Big Data: Important and Tricky

One of the areas of so-called big data that is heating up this year is sales analytics. According to Ventana Research, more than 60 percent of the organizations it polled plan to invest in the technology this year. But the predictability that companies want in forecasts may never come.

That’s because companies have some fundamental misunderstandings of what mining sales data can provide. Historic data can only tell you what sold in the past, not what will sell in the future. Furthermore, forecasting often depends on the subjective feelings of salespeople, who tend to be selected for high degrees of optimism that can unrealistically skew projections.
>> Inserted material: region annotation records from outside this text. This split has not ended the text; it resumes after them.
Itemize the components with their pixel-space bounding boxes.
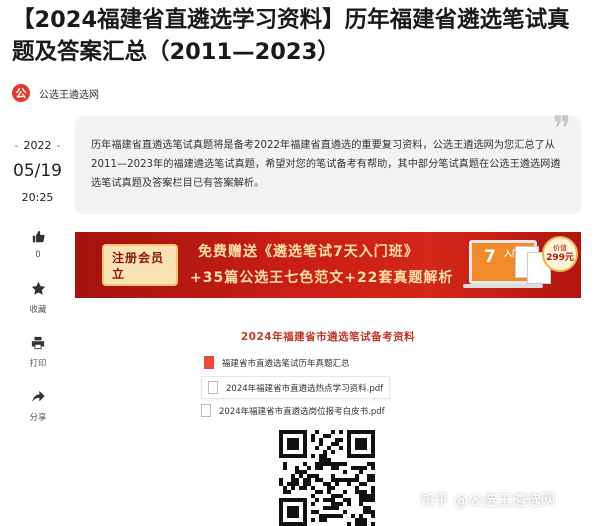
file-name[interactable]: 福建省市直遴选笔试历年真题汇总 [222,357,350,369]
author-name[interactable]: 公选王遴选网 [39,86,99,101]
like-button[interactable]: 0 [20,230,56,260]
author-logo[interactable]: 公 [12,84,30,102]
date-time: 20:25 [21,191,54,204]
favorite-label: 收藏 [29,305,47,315]
file-item-pdf[interactable]: 2024年福建省市直遴选热点学习资料.pdf [201,376,391,399]
screen-number: 7 [484,247,496,267]
pdf-file-icon [201,404,211,417]
date-year-row: -2022- [14,139,61,152]
banner-subline: +35篇公选王七色范文+22套真题解析 [190,270,454,286]
favorite-button[interactable]: 收藏 [20,281,56,315]
file-item-pdf[interactable]: 2024年福建省市直遴选岗位报考白皮书.pdf [201,404,385,417]
print-label: 打印 [29,359,47,369]
like-count: 0 [35,250,41,260]
folder-icon [204,356,214,369]
printer-icon [31,336,45,350]
share-label: 分享 [29,413,47,423]
intro-text: 历年福建省直遴选笔试真题将是备考2022年福建省直遴选的重要复习资料，公选王遴选… [91,140,561,189]
quote-mark-icon: ❞ [552,109,571,149]
file-item-folder[interactable]: 福建省市直遴选笔试历年真题汇总 [204,356,350,369]
section-heading: 2024年福建省市遴选笔试备考资料 [240,331,416,343]
qr-code-image [279,430,375,526]
intro-quote: ❞ 历年福建省直遴选笔试真题将是备考2022年福建省直遴选的重要复习资料，公选王… [75,109,581,214]
article-actions: 0 收藏 打印 分享 [20,230,56,444]
author-info[interactable]: 公 公选王遴选网 [12,83,99,103]
file-name[interactable]: 2024年福建省市直遴选岗位报考白皮书.pdf [219,405,385,417]
banner-headline: 免费赠送《遴选笔试7天入门班》 [198,244,419,260]
publish-date: -2022- 05/19 20:25 [0,138,75,206]
pdf-file-icon [208,381,218,394]
date-year: 2022 [23,139,52,152]
promo-banner[interactable]: 注册会员立 免费赠送《遴选笔试7天入门班》 +35篇公选王七色范文+22套真题解… [75,232,581,298]
article-title: 【2024福建省直遴选学习资料】历年福建省遴选笔试真题及答案汇总（2011—20… [12,7,570,65]
badge-top: 价值 [553,244,567,252]
file-name[interactable]: 2024年福建省市直遴选热点学习资料.pdf [226,382,383,394]
price-badge: 价值 299元 [542,236,578,272]
date-month-day: 05/19 [13,161,62,181]
share-icon [31,390,45,403]
laptop-base [463,284,543,288]
print-button[interactable]: 打印 [20,336,56,369]
register-member-button[interactable]: 注册会员立 [102,244,178,286]
thumbs-up-icon [32,230,45,243]
star-icon [31,281,45,295]
share-button[interactable]: 分享 [20,390,56,423]
badge-price: 299元 [546,253,574,263]
platform-watermark: 知乎 @公选王遴选网 [420,493,556,509]
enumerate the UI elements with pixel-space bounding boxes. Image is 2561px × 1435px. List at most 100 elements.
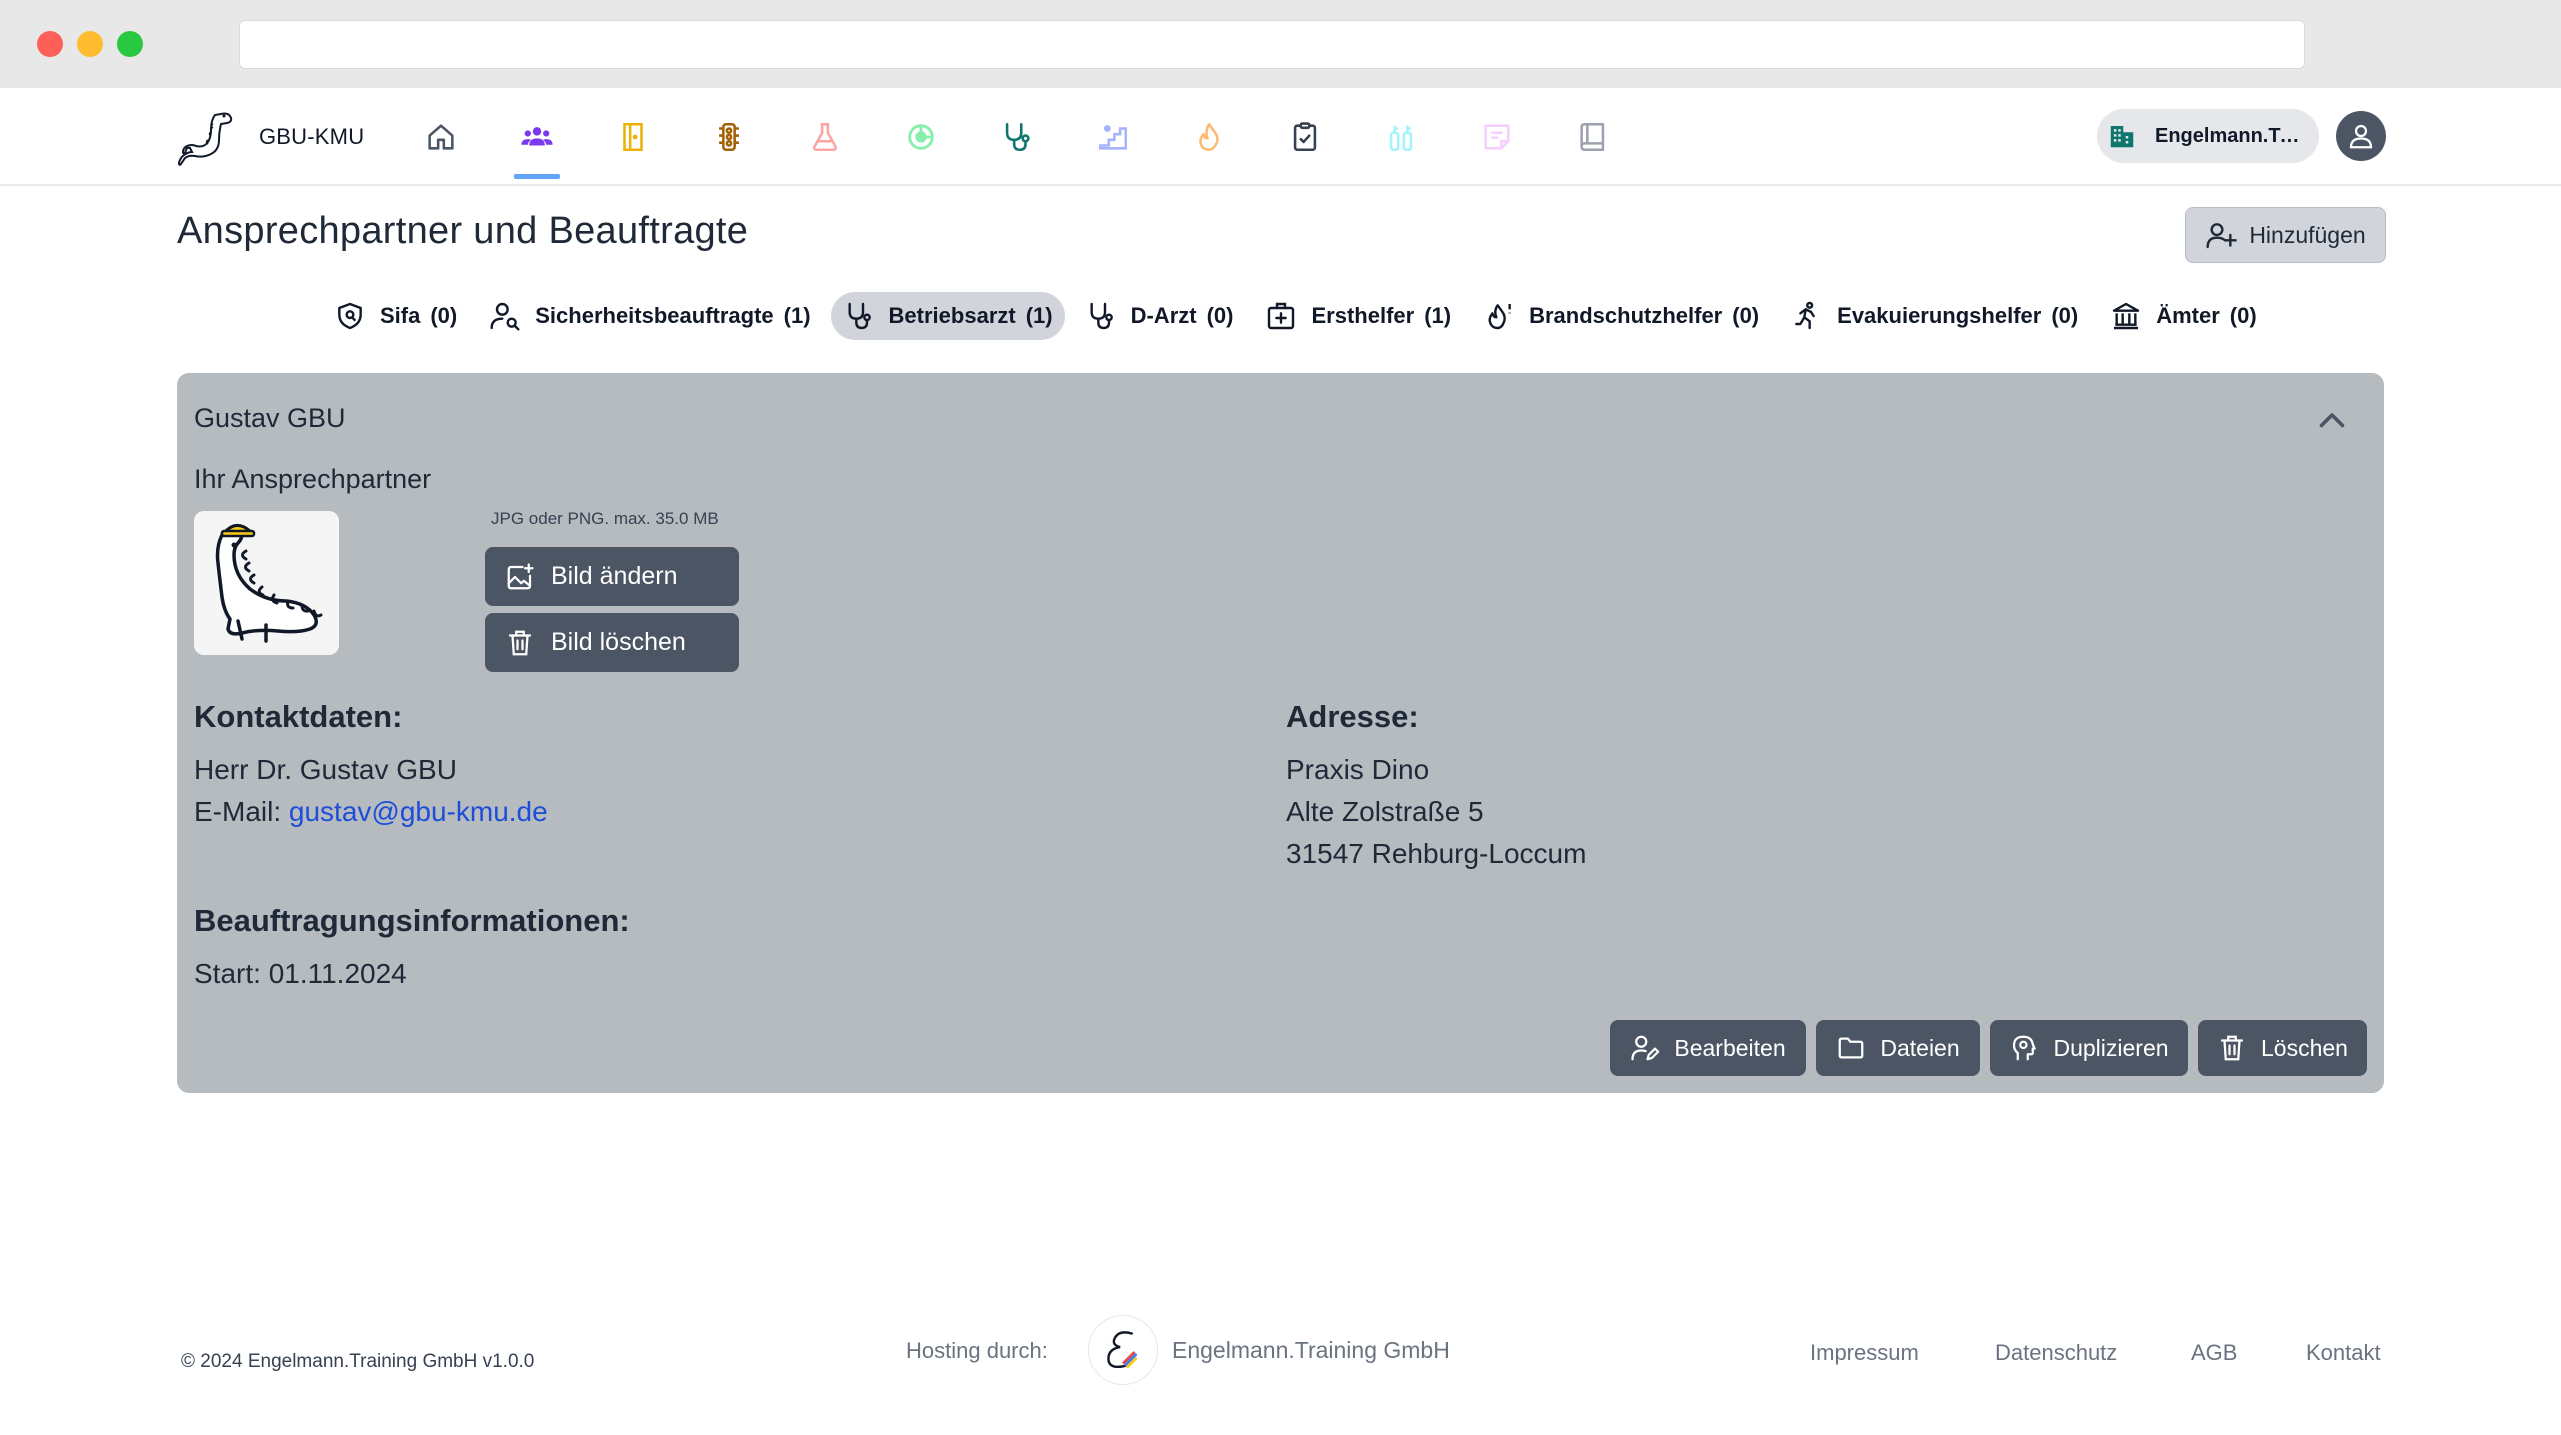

The more of these forecasts you combine, the greater the degree of inaccuracy baked into the results. There are dangers in using big data — dangers that aren’t necessarily obvious the way many traditional information computer information systems degree programs approach the subject. Although large amounts of data can provide insights, they can also easily send you down the wrong path if you’re not careful. Here are some ways big data can mislead:

  • Data isn’t representative. Big data techniques depend heavily on statistics to find the underlying pattern that managers seek. But that means you work under a set of mathematical expectations. A key one is that results only describe the group that the analysis can represent. Draw conclusions outside of that group and they may not hold true. For example, you might examine data from a particular social network to better see what your customers think about your brand. But if customers don’t typically use that network, you may have learned nothing.
  • Know what’s in the driver’s seat. In statistics, there is a difference between causality and simultaneity. In a farcical case, a little old man walks to the beach every morning for a year, rain or shine, right before dawn and stays until after the sun is up. The two events are simultaneous, but not causal. The man awakes and leaves his house before dawn so the sun’s appearance doesn’t seem to be the direct cause of his routine. Clearly the sun doesn’t wait for the man’s walk to the beach. Confusion between simultaneity and causality is rarely so clear-cut, at least to the person trying to make a connection between two sets of data.
  • People make mistakes. The biggest source of error is human in nature. Human beings can look at the wrong data, incorrectly perform calculations, or misuse data to support conclusions they had already drawn. When they do, chances are good that some will try to blame the data or the tools for not delivering what the users expected.

Big data can provide useful views of what is happening in a business. It can also lead to disastrous decisions. The difference is all in how you use it.